Ne pas utiliser internet ni les réseaux sociaux, n’est-ce pas se priver d’un moyen de communication avec votre public ?
Je suis pour la communication de qualité. Pour le peu que j’en ai vu, je n’ai pas trouvé que la communication y était de qualité. Le contact direct ou la lettre manuscrite sous enveloppe, ça c’est intéressant. Sur internet, ce ne sont pas de vraies rencontres. Vous avez vécu dans de nombreux pays.

Ce multiculturalisme, c’est une force chez vous ?
Je pense que oui.

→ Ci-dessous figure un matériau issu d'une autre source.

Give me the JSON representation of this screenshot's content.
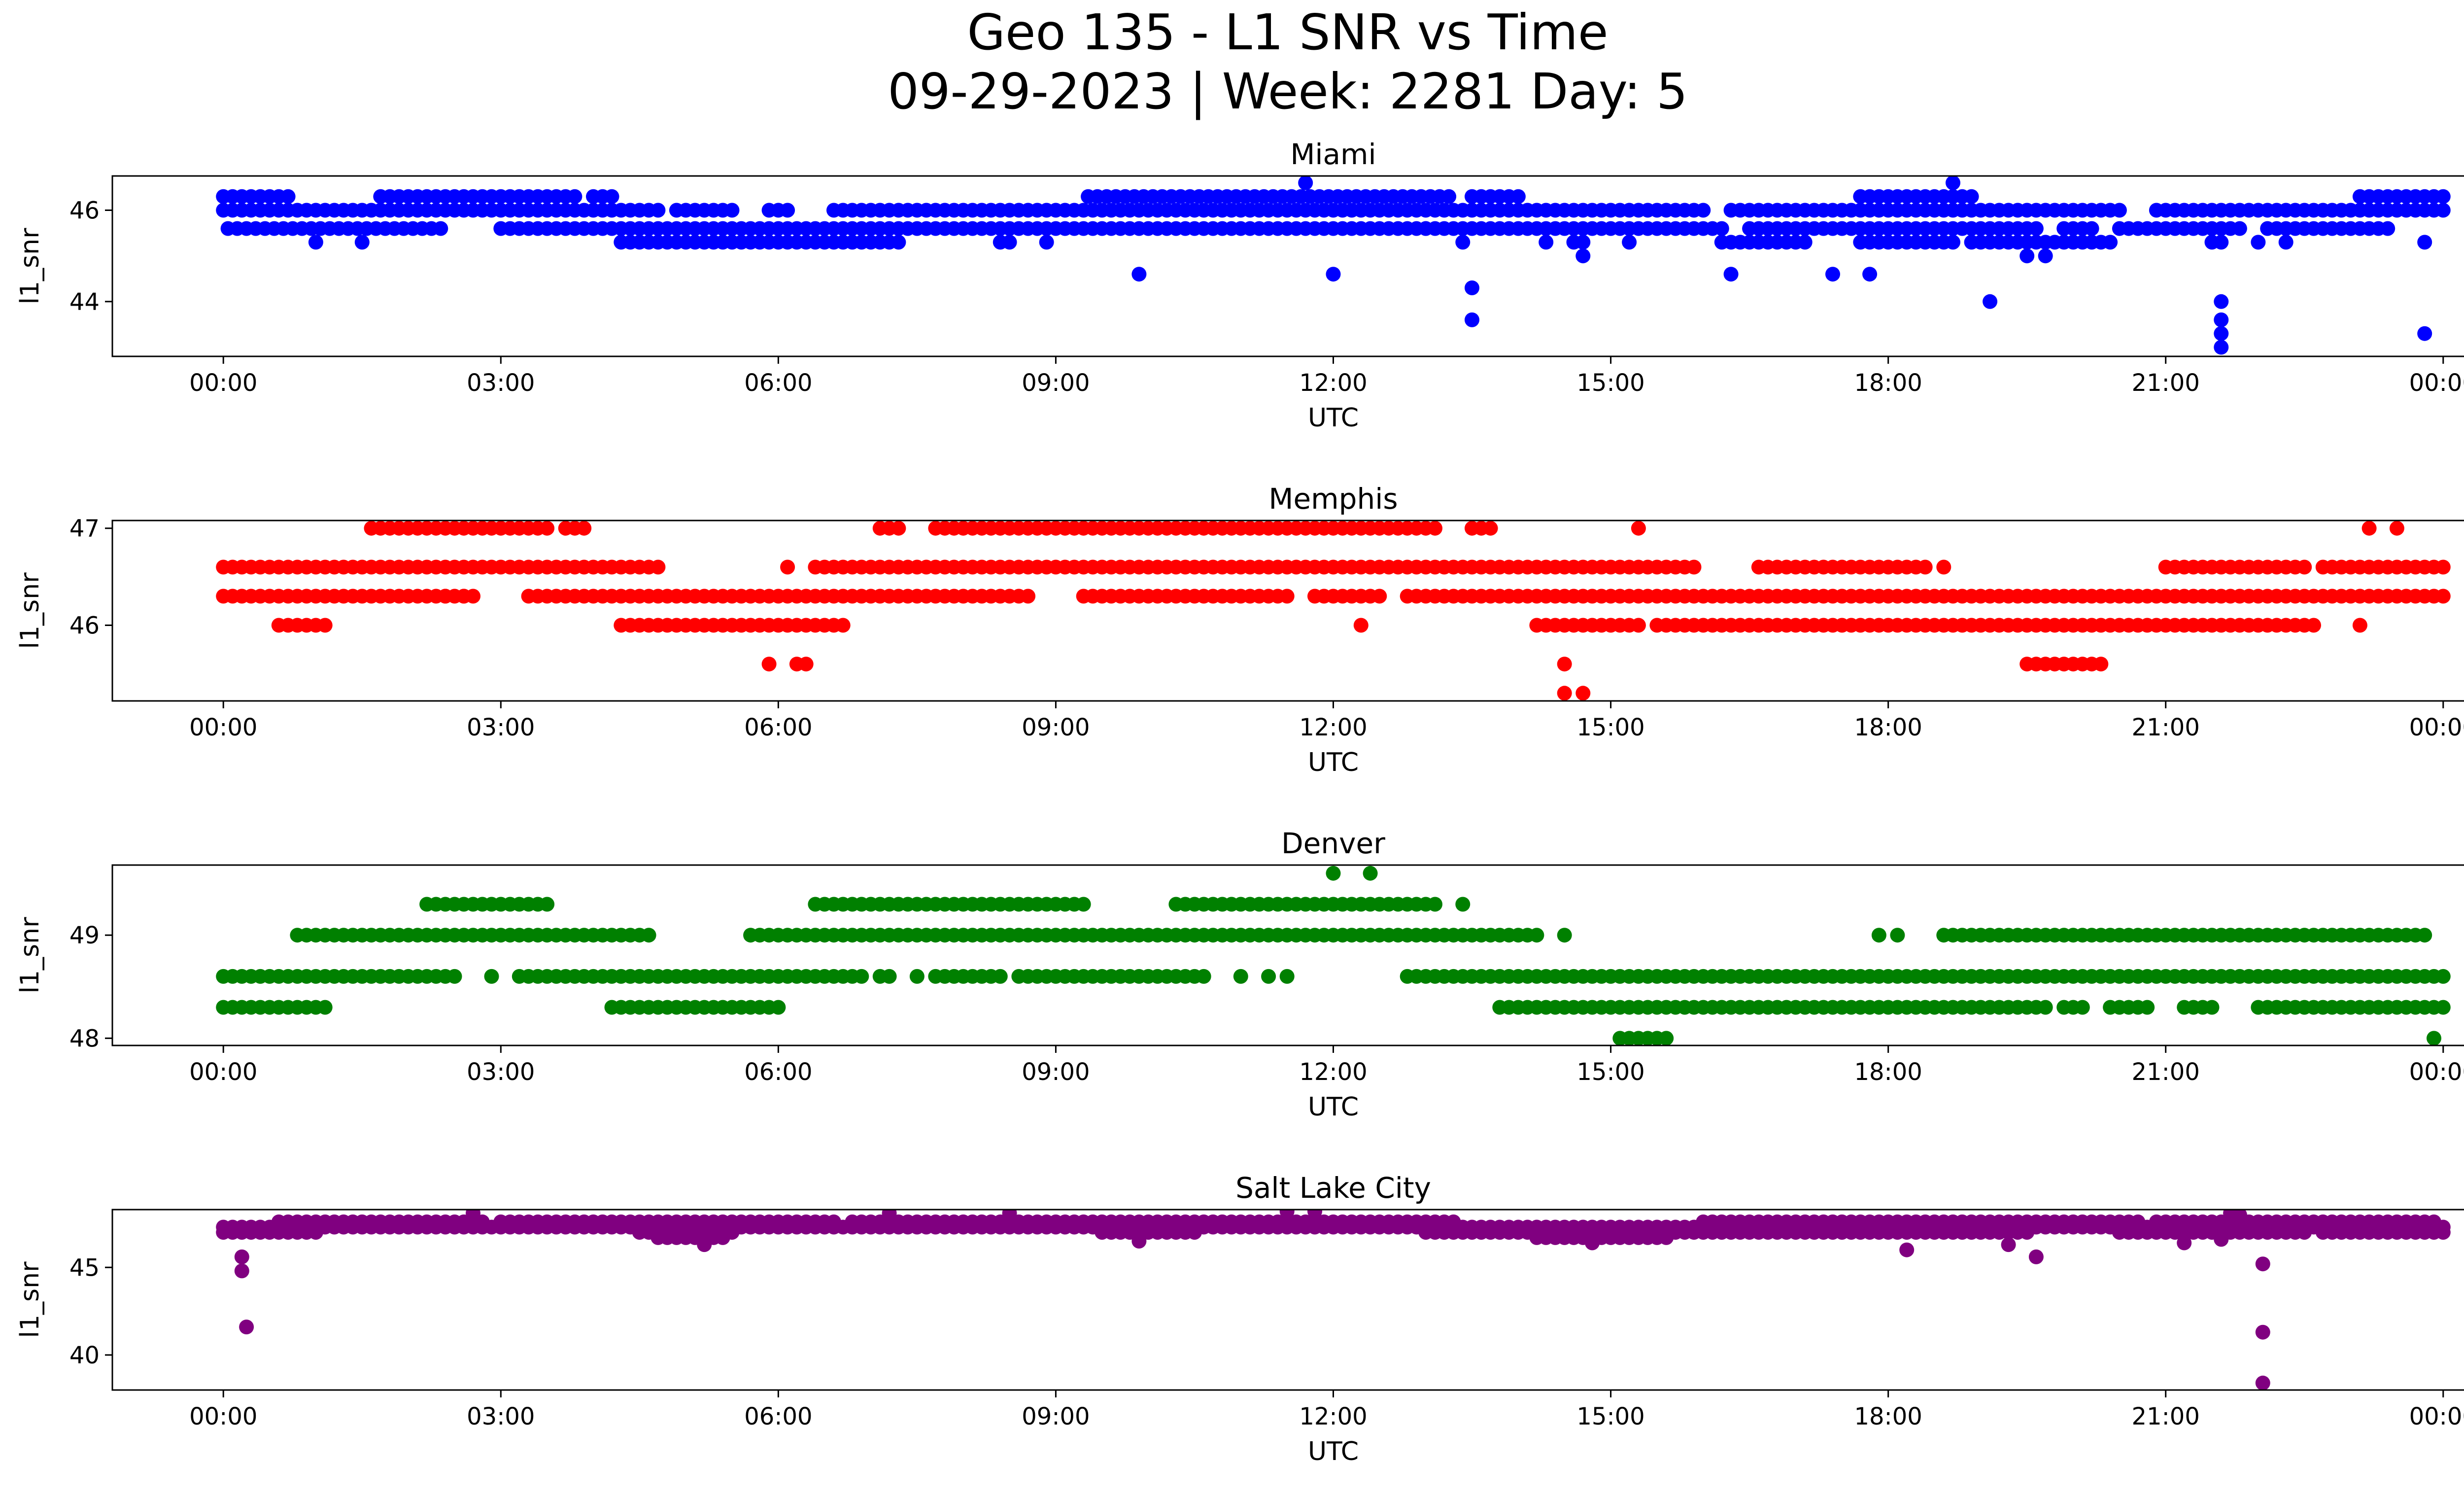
{
  "figure": {
    "title_line1": "Geo 135 - L1 SNR vs Time",
    "title_line2": "09-29-2023 | Week: 2281 Day: 5"
  },
  "chart_data": [
    {
      "type": "scatter",
      "title": "Miami",
      "color": "#0000ff",
      "xlabel": "UTC",
      "ylabel": "l1_snr",
      "x_ticks": [
        "00:00",
        "03:00",
        "06:00",
        "09:00",
        "12:00",
        "15:00",
        "18:00",
        "21:00",
        "00:00"
      ],
      "y_ticks": [
        "44",
        "46"
      ],
      "xlim_hours": [
        -1.2,
        25.2
      ],
      "ylim": [
        42.8,
        46.75
      ],
      "levels": [
        46.3,
        46.0,
        45.6,
        45.3
      ],
      "runs": [
        [
          [
            0.0,
            0.7,
            46.3
          ],
          [
            1.7,
            3.85,
            46.3
          ],
          [
            4.0,
            4.2,
            46.3
          ],
          [
            9.35,
            13.3,
            46.3
          ],
          [
            13.5,
            14.0,
            46.3
          ],
          [
            17.7,
            18.5,
            46.3
          ],
          [
            18.6,
            18.9,
            46.3
          ],
          [
            23.1,
            24.0,
            46.3
          ]
        ],
        [
          [
            0.0,
            4.7,
            46.0
          ],
          [
            4.9,
            5.5,
            46.0
          ],
          [
            5.9,
            6.1,
            46.0
          ],
          [
            6.6,
            6.9,
            46.0
          ],
          [
            7.0,
            16.0,
            46.0
          ],
          [
            16.3,
            20.5,
            46.0
          ],
          [
            20.9,
            24.0,
            46.0
          ]
        ],
        [
          [
            0.05,
            2.35,
            45.6
          ],
          [
            3.0,
            4.1,
            45.6
          ],
          [
            4.2,
            13.0,
            45.6
          ],
          [
            13.0,
            16.2,
            45.6
          ],
          [
            16.5,
            18.6,
            45.6
          ],
          [
            18.7,
            19.6,
            45.6
          ],
          [
            19.9,
            20.2,
            45.6
          ],
          [
            20.5,
            21.2,
            45.6
          ],
          [
            21.3,
            21.8,
            45.6
          ],
          [
            22.1,
            23.4,
            45.6
          ]
        ],
        [
          [
            4.3,
            7.3,
            45.3
          ],
          [
            16.2,
            17.1,
            45.3
          ],
          [
            17.7,
            18.7,
            45.3
          ],
          [
            18.9,
            19.8,
            45.3
          ],
          [
            19.9,
            20.4,
            45.3
          ]
        ]
      ],
      "points": [
        [
          1.0,
          45.3
        ],
        [
          1.5,
          45.3
        ],
        [
          8.4,
          45.3
        ],
        [
          8.5,
          45.3
        ],
        [
          8.9,
          45.3
        ],
        [
          13.4,
          45.3
        ],
        [
          14.3,
          45.3
        ],
        [
          14.6,
          45.3
        ],
        [
          14.7,
          45.3
        ],
        [
          15.2,
          45.3
        ],
        [
          21.5,
          45.3
        ],
        [
          21.6,
          45.3
        ],
        [
          22.0,
          45.3
        ],
        [
          22.3,
          45.3
        ],
        [
          23.8,
          45.3
        ],
        [
          19.5,
          45.0
        ],
        [
          19.7,
          45.0
        ],
        [
          14.7,
          45.0
        ],
        [
          11.7,
          46.6
        ],
        [
          18.7,
          46.6
        ],
        [
          9.9,
          44.6
        ],
        [
          12.0,
          44.6
        ],
        [
          16.3,
          44.6
        ],
        [
          17.4,
          44.6
        ],
        [
          17.8,
          44.6
        ],
        [
          13.5,
          44.3
        ],
        [
          13.5,
          43.6
        ],
        [
          19.1,
          44.0
        ],
        [
          21.6,
          44.0
        ],
        [
          21.6,
          43.6
        ],
        [
          21.6,
          43.3
        ],
        [
          21.6,
          43.0
        ],
        [
          23.8,
          43.3
        ]
      ]
    },
    {
      "type": "scatter",
      "title": "Memphis",
      "color": "#ff0000",
      "xlabel": "UTC",
      "ylabel": "l1_snr",
      "x_ticks": [
        "00:00",
        "03:00",
        "06:00",
        "09:00",
        "12:00",
        "15:00",
        "18:00",
        "21:00",
        "00:00"
      ],
      "y_ticks": [
        "46",
        "47"
      ],
      "xlim_hours": [
        -1.2,
        25.2
      ],
      "ylim": [
        45.22,
        47.08
      ],
      "levels": [
        47.0,
        46.6,
        46.3,
        46.0,
        45.6,
        45.3
      ],
      "runs": [
        [
          [
            1.6,
            3.5,
            47.0
          ],
          [
            3.7,
            3.9,
            47.0
          ],
          [
            7.1,
            7.3,
            47.0
          ],
          [
            7.7,
            12.2,
            47.0
          ],
          [
            12.3,
            13.1,
            47.0
          ],
          [
            13.5,
            13.7,
            47.0
          ],
          [
            23.2,
            23.25,
            47.0
          ],
          [
            23.5,
            23.55,
            47.0
          ]
        ],
        [
          [
            0.0,
            4.7,
            46.6
          ],
          [
            6.1,
            6.15,
            46.6
          ],
          [
            6.4,
            15.9,
            46.6
          ],
          [
            16.6,
            18.4,
            46.6
          ],
          [
            18.6,
            18.65,
            46.6
          ],
          [
            21.0,
            22.5,
            46.6
          ],
          [
            22.7,
            24.0,
            46.6
          ]
        ],
        [
          [
            0.0,
            2.7,
            46.3
          ],
          [
            3.3,
            8.7,
            46.3
          ],
          [
            9.3,
            11.5,
            46.3
          ],
          [
            11.8,
            12.5,
            46.3
          ],
          [
            12.8,
            24.0,
            46.3
          ]
        ],
        [
          [
            0.6,
            1.1,
            46.0
          ],
          [
            4.3,
            6.7,
            46.0
          ],
          [
            14.2,
            14.5,
            46.0
          ],
          [
            14.6,
            15.3,
            46.0
          ],
          [
            15.5,
            22.6,
            46.0
          ]
        ],
        [
          [
            19.5,
            20.3,
            45.6
          ]
        ]
      ],
      "points": [
        [
          2.4,
          46.3
        ],
        [
          2.6,
          46.3
        ],
        [
          5.9,
          45.6
        ],
        [
          6.2,
          45.6
        ],
        [
          6.3,
          45.6
        ],
        [
          12.3,
          46.0
        ],
        [
          23.1,
          46.0
        ],
        [
          14.5,
          45.6
        ],
        [
          14.5,
          45.3
        ],
        [
          14.7,
          45.3
        ],
        [
          15.3,
          47.0
        ]
      ]
    },
    {
      "type": "scatter",
      "title": "Denver",
      "color": "#008000",
      "xlabel": "UTC",
      "ylabel": "l1_snr",
      "x_ticks": [
        "00:00",
        "03:00",
        "06:00",
        "09:00",
        "12:00",
        "15:00",
        "18:00",
        "21:00",
        "00:00"
      ],
      "y_ticks": [
        "48",
        "49"
      ],
      "xlim_hours": [
        -1.2,
        25.2
      ],
      "ylim": [
        47.93,
        49.68
      ],
      "levels": [
        49.3,
        49.0,
        48.6,
        48.3,
        48.0
      ],
      "runs": [
        [
          [
            2.2,
            3.5,
            49.3
          ],
          [
            6.4,
            9.2,
            49.3
          ],
          [
            10.3,
            13.1,
            49.3
          ]
        ],
        [
          [
            0.8,
            4.6,
            49.0
          ],
          [
            5.7,
            5.8,
            49.0
          ],
          [
            5.9,
            14.2,
            49.0
          ],
          [
            18.6,
            22.5,
            49.0
          ],
          [
            22.6,
            23.5,
            49.0
          ],
          [
            23.6,
            23.8,
            49.0
          ]
        ],
        [
          [
            0.0,
            2.5,
            48.6
          ],
          [
            3.2,
            6.9,
            48.6
          ],
          [
            7.1,
            7.2,
            48.6
          ],
          [
            7.7,
            8.4,
            48.6
          ],
          [
            8.6,
            10.6,
            48.6
          ],
          [
            12.8,
            13.0,
            48.6
          ],
          [
            13.1,
            24.0,
            48.6
          ]
        ],
        [
          [
            0.0,
            1.1,
            48.3
          ],
          [
            4.2,
            4.5,
            48.3
          ],
          [
            4.6,
            6.0,
            48.3
          ],
          [
            13.8,
            19.7,
            48.3
          ],
          [
            19.9,
            20.1,
            48.3
          ],
          [
            20.4,
            20.8,
            48.3
          ],
          [
            21.3,
            21.5,
            48.3
          ],
          [
            22.0,
            24.0,
            48.3
          ]
        ],
        [
          [
            15.1,
            15.6,
            48.0
          ]
        ]
      ],
      "points": [
        [
          2.9,
          48.6
        ],
        [
          11.0,
          48.6
        ],
        [
          11.3,
          48.6
        ],
        [
          11.5,
          48.6
        ],
        [
          7.5,
          48.6
        ],
        [
          9.3,
          49.3
        ],
        [
          13.4,
          49.3
        ],
        [
          14.5,
          49.0
        ],
        [
          17.9,
          49.0
        ],
        [
          18.1,
          49.0
        ],
        [
          21.2,
          48.3
        ],
        [
          23.9,
          48.0
        ],
        [
          12.0,
          49.6
        ],
        [
          12.4,
          49.6
        ]
      ]
    },
    {
      "type": "scatter",
      "title": "Salt Lake City",
      "color": "#800080",
      "xlabel": "UTC",
      "ylabel": "l1_snr",
      "x_ticks": [
        "00:00",
        "03:00",
        "06:00",
        "09:00",
        "12:00",
        "15:00",
        "18:00",
        "21:00",
        "00:00"
      ],
      "y_ticks": [
        "40",
        "45"
      ],
      "xlim_hours": [
        -1.2,
        25.2
      ],
      "ylim": [
        38.0,
        48.3
      ],
      "levels": [
        47.6,
        47.3,
        47.0,
        46.7
      ],
      "runs": [
        [
          [
            0.6,
            2.8,
            47.6
          ],
          [
            3.0,
            6.6,
            47.6
          ],
          [
            6.8,
            10.3,
            47.6
          ],
          [
            10.4,
            13.3,
            47.6
          ],
          [
            16.0,
            20.7,
            47.6
          ],
          [
            20.9,
            23.9,
            47.6
          ]
        ],
        [
          [
            0.0,
            24.0,
            47.3
          ]
        ],
        [
          [
            0.0,
            1.0,
            47.0
          ],
          [
            4.5,
            5.5,
            47.0
          ],
          [
            9.5,
            10.5,
            47.0
          ],
          [
            13.0,
            19.5,
            47.0
          ],
          [
            20.5,
            22.5,
            47.0
          ],
          [
            22.7,
            24.0,
            47.0
          ]
        ],
        [
          [
            14.2,
            15.6,
            46.7
          ],
          [
            4.7,
            5.4,
            46.7
          ]
        ]
      ],
      "points": [
        [
          0.2,
          45.6
        ],
        [
          0.2,
          44.8
        ],
        [
          0.25,
          41.6
        ],
        [
          22.05,
          45.2
        ],
        [
          22.05,
          41.3
        ],
        [
          22.05,
          38.4
        ],
        [
          18.2,
          46.0
        ],
        [
          19.6,
          45.6
        ],
        [
          19.3,
          46.3
        ],
        [
          5.2,
          46.3
        ],
        [
          9.9,
          46.5
        ],
        [
          14.8,
          46.4
        ],
        [
          21.2,
          46.4
        ],
        [
          21.6,
          46.6
        ],
        [
          2.7,
          48.1
        ],
        [
          7.2,
          48.1
        ],
        [
          8.5,
          48.1
        ],
        [
          11.5,
          48.2
        ],
        [
          11.8,
          48.2
        ],
        [
          21.7,
          48.1
        ],
        [
          21.8,
          48.0
        ]
      ]
    }
  ]
}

Je viens d’un tout petit pays qui a dû s’adapter, personne ne sait qui sont les Belges. Les Belges expatriés sont généralement de bons étrangers puisqu’ils prennent tout de suite les coutumes de l’autre. Cette faculté d’adaptation m’a certainement beaucoup servi dans la vie.

Que vous inspire le thème du festival du Livre, « l’autre, comme moi ? »
J’adore ce thème. L’autre, c’est la plus grande affaire de la vie. Le sens de la vie, c’est l’autre. Mais le plus fou, c’est le jour où l’on comprend que le premier autre qu’on rencontre, c’est soi-même.